Barr dio una entrevista para salvar la cara y simuló estar frustrado por los tweets del presidente, solo para que Trump lanzara un tweet diciendo que si bien no interfirió en el caso de Stone, tiene todo el “derecho legal” de hacerlo si lo desea. Barr está programado para testificar ante el Congreso sobre la saga claramente torcida el próximo mes y están llamando a su renuncia.

Desafortunadamente para el pueblo estadounidense, esta no es la primera vez que Barr ha priorizado su lealtad personal al presidente que lo nombró, que su deber de defender y hacer cumplir la ley de manera imparcial. Como la ex fiscal general interina Sally Yates señaló en su reciente artículo de opinión, Barr tergiversó los hallazgos del asesor especial Robert Mueller para ayudar a Trump, tergiversó el hecho innegable de que Rusia interfirió en nuestras elecciones del 2016 y permitió a Rudy Giuliani establecer un canal secundario para entregar información comprometedora sobre los demócratas al Departamento de Justicia. Ahora, esta vergonzosa lista ha crecido un poco más.

CNN informó durante el fin de semana que Barr intentó terminar los esfuerzos de enjuiciamiento contra el banco turco Halkbank por violaciones a las sanciones de Irán después de que el presidente autoritario del país, Recep Erdogan, le pidiera a Trump que interviniera. El secretario del Tesoro, Steve Mnuchin, confirmó que Trump le dio instrucciones a Barr y a él para manejar la solicitud de Erdogan.

Geoffrey Berman, el Fiscal de los Estados Unidos a cargo del Distrito Sur de Nueva York, se ha resistido a varios intentos de Barr para controlar sus casos y poner su pie en el caso de Halkbank también. Barr quería que el SDNY permitiera un acuerdo civil simple para que el caso desapareciera, Berman presionó para que se llevaran a cabo procesos penales.

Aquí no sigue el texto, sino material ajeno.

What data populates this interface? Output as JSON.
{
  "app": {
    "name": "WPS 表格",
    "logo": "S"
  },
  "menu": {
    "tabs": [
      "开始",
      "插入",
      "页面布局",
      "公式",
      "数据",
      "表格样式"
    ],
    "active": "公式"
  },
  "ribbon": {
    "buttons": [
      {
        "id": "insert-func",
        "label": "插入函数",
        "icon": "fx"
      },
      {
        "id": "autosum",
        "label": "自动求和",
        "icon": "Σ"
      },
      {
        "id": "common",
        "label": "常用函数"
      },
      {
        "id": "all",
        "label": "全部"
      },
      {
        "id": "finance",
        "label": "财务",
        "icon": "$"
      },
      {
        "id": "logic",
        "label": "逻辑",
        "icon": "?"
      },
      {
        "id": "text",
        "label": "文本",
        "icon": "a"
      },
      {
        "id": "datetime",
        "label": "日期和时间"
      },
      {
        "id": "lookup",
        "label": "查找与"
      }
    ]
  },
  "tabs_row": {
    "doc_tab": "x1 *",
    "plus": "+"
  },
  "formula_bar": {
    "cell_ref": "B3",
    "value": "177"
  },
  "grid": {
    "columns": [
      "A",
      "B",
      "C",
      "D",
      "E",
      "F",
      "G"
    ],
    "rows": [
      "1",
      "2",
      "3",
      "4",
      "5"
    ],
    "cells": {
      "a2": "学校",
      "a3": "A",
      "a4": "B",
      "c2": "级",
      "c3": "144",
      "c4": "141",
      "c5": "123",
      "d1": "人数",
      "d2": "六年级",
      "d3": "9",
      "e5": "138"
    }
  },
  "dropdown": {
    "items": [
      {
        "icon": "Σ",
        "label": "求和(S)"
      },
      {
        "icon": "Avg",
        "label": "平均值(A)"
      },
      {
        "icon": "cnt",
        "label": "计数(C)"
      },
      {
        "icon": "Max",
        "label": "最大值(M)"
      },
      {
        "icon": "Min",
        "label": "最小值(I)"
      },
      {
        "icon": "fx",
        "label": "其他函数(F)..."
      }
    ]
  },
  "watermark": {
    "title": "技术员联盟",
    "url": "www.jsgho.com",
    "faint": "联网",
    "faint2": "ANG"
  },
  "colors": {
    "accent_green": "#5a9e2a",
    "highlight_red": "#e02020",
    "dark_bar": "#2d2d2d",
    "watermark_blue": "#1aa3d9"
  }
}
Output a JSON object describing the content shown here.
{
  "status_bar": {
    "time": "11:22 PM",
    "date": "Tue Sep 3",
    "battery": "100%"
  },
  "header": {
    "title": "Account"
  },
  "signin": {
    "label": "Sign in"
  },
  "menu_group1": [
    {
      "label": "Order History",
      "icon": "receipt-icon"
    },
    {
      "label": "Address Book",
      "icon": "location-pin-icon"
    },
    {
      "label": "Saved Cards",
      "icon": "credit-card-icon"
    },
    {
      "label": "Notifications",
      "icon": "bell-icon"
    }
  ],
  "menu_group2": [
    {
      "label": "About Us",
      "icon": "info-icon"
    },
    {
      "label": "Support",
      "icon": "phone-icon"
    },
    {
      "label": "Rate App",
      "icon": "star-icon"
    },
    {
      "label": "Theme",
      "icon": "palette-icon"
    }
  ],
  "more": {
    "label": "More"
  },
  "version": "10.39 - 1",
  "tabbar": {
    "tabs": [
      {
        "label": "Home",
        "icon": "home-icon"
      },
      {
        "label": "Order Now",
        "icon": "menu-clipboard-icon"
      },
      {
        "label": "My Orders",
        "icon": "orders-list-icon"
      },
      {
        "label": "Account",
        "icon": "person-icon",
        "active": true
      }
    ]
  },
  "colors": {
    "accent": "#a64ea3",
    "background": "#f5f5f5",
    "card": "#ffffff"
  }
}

A pesar de los esfuerzos de Barr, Halkbank fue acusado de fraude, lavado de dinero y violaciones de sanciones.

El hecho de que los esfuerzos de Trump para ayudar al banco fracasaron al final no disminuye la naturaleza inquietante de las solicitudes. ¿Por qué el presidente, un hombre cuyas empresas y empresas inmobiliarias abarcan todo el mundo y, por lo tanto, dependen de la buena voluntad de los gobiernos extranjeros para funcionar, está haciendo favores personales para un hombre fuerte sediento de sangre como Erdogan? ¿Estaba obteniendo algo a cambio o quizás sentando las bases para solicitar favores en el futuro?

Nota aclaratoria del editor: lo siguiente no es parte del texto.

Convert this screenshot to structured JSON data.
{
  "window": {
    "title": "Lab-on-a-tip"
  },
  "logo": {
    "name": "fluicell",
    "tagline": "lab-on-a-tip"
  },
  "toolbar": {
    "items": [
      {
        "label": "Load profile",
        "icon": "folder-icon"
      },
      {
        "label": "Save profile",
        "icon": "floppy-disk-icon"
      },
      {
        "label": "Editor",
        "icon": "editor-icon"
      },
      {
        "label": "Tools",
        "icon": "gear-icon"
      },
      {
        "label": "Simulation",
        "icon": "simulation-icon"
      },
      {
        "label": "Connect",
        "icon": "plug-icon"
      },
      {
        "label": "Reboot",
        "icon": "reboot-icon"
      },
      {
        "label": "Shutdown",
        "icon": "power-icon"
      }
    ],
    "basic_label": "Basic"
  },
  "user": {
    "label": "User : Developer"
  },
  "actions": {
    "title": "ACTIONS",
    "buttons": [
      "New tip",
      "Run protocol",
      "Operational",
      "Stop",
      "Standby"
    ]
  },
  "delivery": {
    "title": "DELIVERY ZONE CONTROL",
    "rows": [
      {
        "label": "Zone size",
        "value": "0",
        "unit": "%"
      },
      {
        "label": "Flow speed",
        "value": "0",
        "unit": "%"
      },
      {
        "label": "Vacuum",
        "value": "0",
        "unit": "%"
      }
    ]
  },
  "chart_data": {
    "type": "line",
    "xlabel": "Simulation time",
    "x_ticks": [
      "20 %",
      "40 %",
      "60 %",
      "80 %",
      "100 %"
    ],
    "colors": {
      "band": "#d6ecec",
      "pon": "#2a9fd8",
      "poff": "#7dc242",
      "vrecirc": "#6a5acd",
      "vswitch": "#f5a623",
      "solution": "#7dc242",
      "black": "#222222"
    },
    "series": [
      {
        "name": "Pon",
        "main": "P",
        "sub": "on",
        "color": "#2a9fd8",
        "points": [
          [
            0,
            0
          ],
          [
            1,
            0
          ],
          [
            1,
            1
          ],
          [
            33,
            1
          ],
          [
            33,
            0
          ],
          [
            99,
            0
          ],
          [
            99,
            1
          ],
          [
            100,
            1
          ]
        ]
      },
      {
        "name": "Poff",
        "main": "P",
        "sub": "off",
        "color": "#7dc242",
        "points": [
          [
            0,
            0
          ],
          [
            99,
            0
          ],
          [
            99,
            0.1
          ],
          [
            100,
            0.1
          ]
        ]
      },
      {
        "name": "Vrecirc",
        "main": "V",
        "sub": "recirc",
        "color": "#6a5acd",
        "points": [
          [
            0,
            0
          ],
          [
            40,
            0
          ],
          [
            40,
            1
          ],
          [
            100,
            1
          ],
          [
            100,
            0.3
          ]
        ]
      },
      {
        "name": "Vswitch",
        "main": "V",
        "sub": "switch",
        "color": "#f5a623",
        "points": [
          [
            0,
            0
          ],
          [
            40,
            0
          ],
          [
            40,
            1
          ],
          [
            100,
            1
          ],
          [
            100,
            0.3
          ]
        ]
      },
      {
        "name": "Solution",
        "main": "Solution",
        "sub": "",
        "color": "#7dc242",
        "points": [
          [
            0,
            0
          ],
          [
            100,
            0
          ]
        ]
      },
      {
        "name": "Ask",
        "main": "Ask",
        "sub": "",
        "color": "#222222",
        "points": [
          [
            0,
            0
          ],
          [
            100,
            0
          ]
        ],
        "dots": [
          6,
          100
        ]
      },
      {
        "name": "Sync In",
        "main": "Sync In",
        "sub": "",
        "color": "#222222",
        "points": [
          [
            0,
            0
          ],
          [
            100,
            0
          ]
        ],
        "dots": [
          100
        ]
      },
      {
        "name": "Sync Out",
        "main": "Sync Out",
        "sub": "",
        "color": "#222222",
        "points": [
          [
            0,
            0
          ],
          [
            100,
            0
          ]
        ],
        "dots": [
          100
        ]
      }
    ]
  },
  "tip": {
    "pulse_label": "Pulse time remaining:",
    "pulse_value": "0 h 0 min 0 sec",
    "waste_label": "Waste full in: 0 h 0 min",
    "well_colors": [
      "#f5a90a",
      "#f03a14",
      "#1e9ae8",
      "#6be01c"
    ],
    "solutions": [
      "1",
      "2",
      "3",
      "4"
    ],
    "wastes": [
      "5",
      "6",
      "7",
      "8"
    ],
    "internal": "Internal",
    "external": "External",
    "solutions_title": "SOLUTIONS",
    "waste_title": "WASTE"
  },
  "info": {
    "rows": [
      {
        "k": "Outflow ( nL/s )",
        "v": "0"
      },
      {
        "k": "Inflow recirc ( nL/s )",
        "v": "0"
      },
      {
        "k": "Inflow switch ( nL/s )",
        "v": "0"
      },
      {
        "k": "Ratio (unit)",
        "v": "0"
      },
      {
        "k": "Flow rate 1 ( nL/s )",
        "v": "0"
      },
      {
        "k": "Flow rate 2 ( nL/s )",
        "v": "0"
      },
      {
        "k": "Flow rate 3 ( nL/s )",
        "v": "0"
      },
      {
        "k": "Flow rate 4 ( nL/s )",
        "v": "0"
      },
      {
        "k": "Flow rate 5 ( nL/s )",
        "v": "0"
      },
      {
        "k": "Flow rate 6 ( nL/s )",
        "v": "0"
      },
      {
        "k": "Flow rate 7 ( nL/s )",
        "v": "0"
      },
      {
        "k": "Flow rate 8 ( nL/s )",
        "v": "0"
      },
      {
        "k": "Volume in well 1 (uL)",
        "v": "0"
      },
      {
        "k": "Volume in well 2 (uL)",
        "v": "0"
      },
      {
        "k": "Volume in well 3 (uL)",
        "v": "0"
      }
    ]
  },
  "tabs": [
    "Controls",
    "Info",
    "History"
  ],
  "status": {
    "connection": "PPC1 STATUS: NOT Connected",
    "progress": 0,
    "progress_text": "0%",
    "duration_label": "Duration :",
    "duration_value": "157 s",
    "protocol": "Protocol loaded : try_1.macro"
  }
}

Todavía no tenemos una buena explicación de por qué Trump retiró repentina e innecesariamente las fuerzas estadounidenses a lo largo de la frontera siria, esencialmente dando luz verde a una invasión turca de la región que resultó en el asesinato de nuestros aliados kurdos.

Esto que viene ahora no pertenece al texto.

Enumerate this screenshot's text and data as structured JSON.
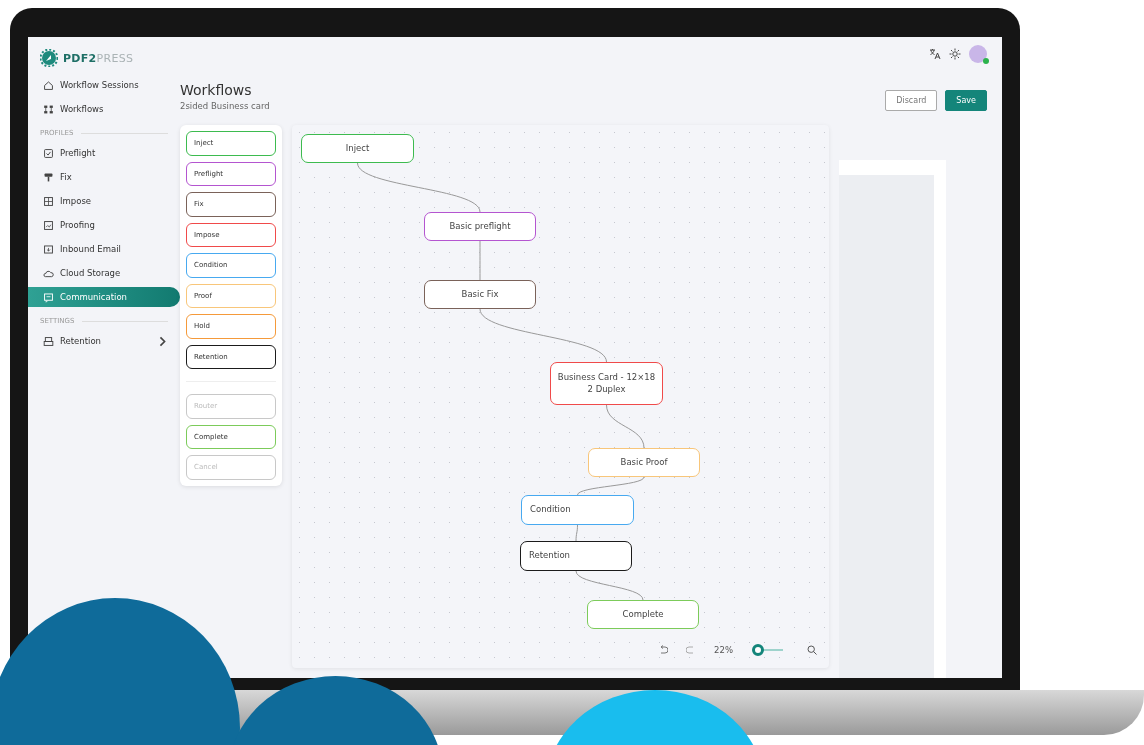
{
  "logo": "**PDF2**PRESS",
  "sidebar": {
    "items": [
      {
        "kind": "item",
        "label": "Workflow Sessions",
        "selected": false
      },
      {
        "kind": "item",
        "label": "Workflows",
        "selected": false
      },
      {
        "kind": "section",
        "label": "PROFILES"
      },
      {
        "kind": "item",
        "label": "Preflight",
        "selected": false
      },
      {
        "kind": "item",
        "label": "Fix",
        "selected": false
      },
      {
        "kind": "item",
        "label": "Impose",
        "selected": false
      },
      {
        "kind": "item",
        "label": "Proofing",
        "selected": false
      },
      {
        "kind": "item",
        "label": "Inbound Email",
        "selected": false
      },
      {
        "kind": "item",
        "label": "Cloud Storage",
        "selected": false
      },
      {
        "kind": "item",
        "label": "Communication",
        "selected": true
      },
      {
        "kind": "section",
        "label": "SETTINGS"
      },
      {
        "kind": "item",
        "label": "Retention",
        "selected": false,
        "expandable": true
      }
    ]
  },
  "header": {
    "title": "Workflows",
    "subtitle": "2sided Business card",
    "buttons": [
      {
        "label": "Discard",
        "kind": "outline"
      },
      {
        "label": "Save",
        "kind": "primary"
      }
    ]
  },
  "palette": [
    {
      "label": "Inject",
      "color": "#3dbb4f",
      "disabled": false
    },
    {
      "label": "Preflight",
      "color": "#b455d0",
      "disabled": false
    },
    {
      "label": "Fix",
      "color": "#7a6259",
      "disabled": false
    },
    {
      "label": "Impose",
      "color": "#f04a4a",
      "disabled": false
    },
    {
      "label": "Condition",
      "color": "#47a9f0",
      "disabled": false
    },
    {
      "label": "Proof",
      "color": "#f8c67a",
      "disabled": false
    },
    {
      "label": "Hold",
      "color": "#f59a3a",
      "disabled": false
    },
    {
      "label": "Retention",
      "color": "#1b1b1b",
      "disabled": false
    },
    {
      "kind": "divider"
    },
    {
      "label": "Router",
      "color": "#c8c8c8",
      "disabled": true
    },
    {
      "label": "Complete",
      "color": "#7ccb5a",
      "disabled": false
    },
    {
      "label": "Cancel",
      "color": "#c8c8c8",
      "disabled": true
    }
  ],
  "canvas": {
    "nodes": [
      {
        "label": "Inject",
        "color": "#3dbb4f",
        "kind": "centered"
      },
      {
        "label": "Basic preflight",
        "color": "#b455d0",
        "kind": "centered"
      },
      {
        "label": "Basic Fix",
        "color": "#7a6259",
        "kind": "centered"
      },
      {
        "label": "Business Card - 12×18\n2 Duplex",
        "color": "#f04a4a",
        "kind": "centered"
      },
      {
        "label": "Basic Proof",
        "color": "#f8c67a",
        "kind": "centered"
      },
      {
        "label": "Condition",
        "color": "#47a9f0",
        "kind": "leading"
      },
      {
        "label": "Retention",
        "color": "#1b1b1b",
        "kind": "leading"
      },
      {
        "label": "Complete",
        "color": "#7ccb5a",
        "kind": "centered"
      }
    ],
    "zoom": {
      "reading": "22%",
      "level": 0.05
    }
  }
}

La imagen completa aún no ha surgido, pero lo que podemos ver ya es un patrón profundamente inquietante de un presidente conocido por perseguir despiadadamente sus propios intereses independientemente de los costos, inclinándose hacia atrás para cultivar los afectos de un asesino en masa. Como suele ser el caso con Trump, la peor explicación posible es probablemente la correcta.